Samuel Dixneuf

Archive for octobre 2010|Monthly archive page

Offrande

In carnets on 26 octobre 2010 at 17:44

Ce n’est pas le bruit qui t’a réveillé. Et pour cause ; il n’est plus. Mais ça, tu ne le sais pas encore. T’y habitueras-tu ?

Tu avais eu du mal à revenir à toi. Peut-être te doutais-tu qu’en ouvrant les yeux, rien ne serait comme avant. Tu as presque eu peur, d’ailleurs, lorsque, enfermé dans des sillons imparfaits tu te débattais, immobile, pour revoir le monde, fragile.

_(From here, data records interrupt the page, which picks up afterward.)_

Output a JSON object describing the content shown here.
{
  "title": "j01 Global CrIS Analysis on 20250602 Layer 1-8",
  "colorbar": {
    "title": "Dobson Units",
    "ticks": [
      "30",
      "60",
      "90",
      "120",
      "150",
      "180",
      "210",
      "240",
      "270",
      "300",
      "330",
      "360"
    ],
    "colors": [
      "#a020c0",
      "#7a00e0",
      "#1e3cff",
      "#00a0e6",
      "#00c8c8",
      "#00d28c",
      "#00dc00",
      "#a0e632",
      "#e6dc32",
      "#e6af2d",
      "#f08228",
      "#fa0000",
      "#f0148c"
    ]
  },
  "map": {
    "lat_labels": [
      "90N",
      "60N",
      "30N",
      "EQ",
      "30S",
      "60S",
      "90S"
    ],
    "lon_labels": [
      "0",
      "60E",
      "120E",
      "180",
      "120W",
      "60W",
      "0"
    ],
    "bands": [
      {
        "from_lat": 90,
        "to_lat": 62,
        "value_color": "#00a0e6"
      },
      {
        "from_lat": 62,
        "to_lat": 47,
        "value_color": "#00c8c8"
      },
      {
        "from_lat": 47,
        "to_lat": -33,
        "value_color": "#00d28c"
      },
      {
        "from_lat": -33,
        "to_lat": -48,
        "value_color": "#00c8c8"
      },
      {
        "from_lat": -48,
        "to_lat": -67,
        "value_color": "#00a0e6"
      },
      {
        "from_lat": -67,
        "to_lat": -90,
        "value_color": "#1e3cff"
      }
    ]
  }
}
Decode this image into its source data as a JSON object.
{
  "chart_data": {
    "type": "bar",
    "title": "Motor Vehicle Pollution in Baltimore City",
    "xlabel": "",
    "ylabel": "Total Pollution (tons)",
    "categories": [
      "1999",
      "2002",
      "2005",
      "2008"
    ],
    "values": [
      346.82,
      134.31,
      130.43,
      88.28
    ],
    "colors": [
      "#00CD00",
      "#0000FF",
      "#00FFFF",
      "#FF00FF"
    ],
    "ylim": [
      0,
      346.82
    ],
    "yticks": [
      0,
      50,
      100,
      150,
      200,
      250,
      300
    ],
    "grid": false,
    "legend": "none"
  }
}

Et, au moment où tu pensais étouffer (ou crier, tu ne sais plus) tes paupières se sont soudainement séparées, rendant au monde tes pupilles, immenses et fixes.

Ton corps, tiède. Les draps, humides. Presque poisseux. Comme si ta chair s’y était déposée, par couches successives et imperceptibles certes ; mais dont l’accumulation revêtait maintenant une certaine qualité tactile.

Cette dernière expression suscita en toi un vif dégoût. L’espace d’un instant, des images brouillonnes et bruyantes d’espaces domestiqués provoquèrent ton humeur. Puis s’évanouirent. Rapidement.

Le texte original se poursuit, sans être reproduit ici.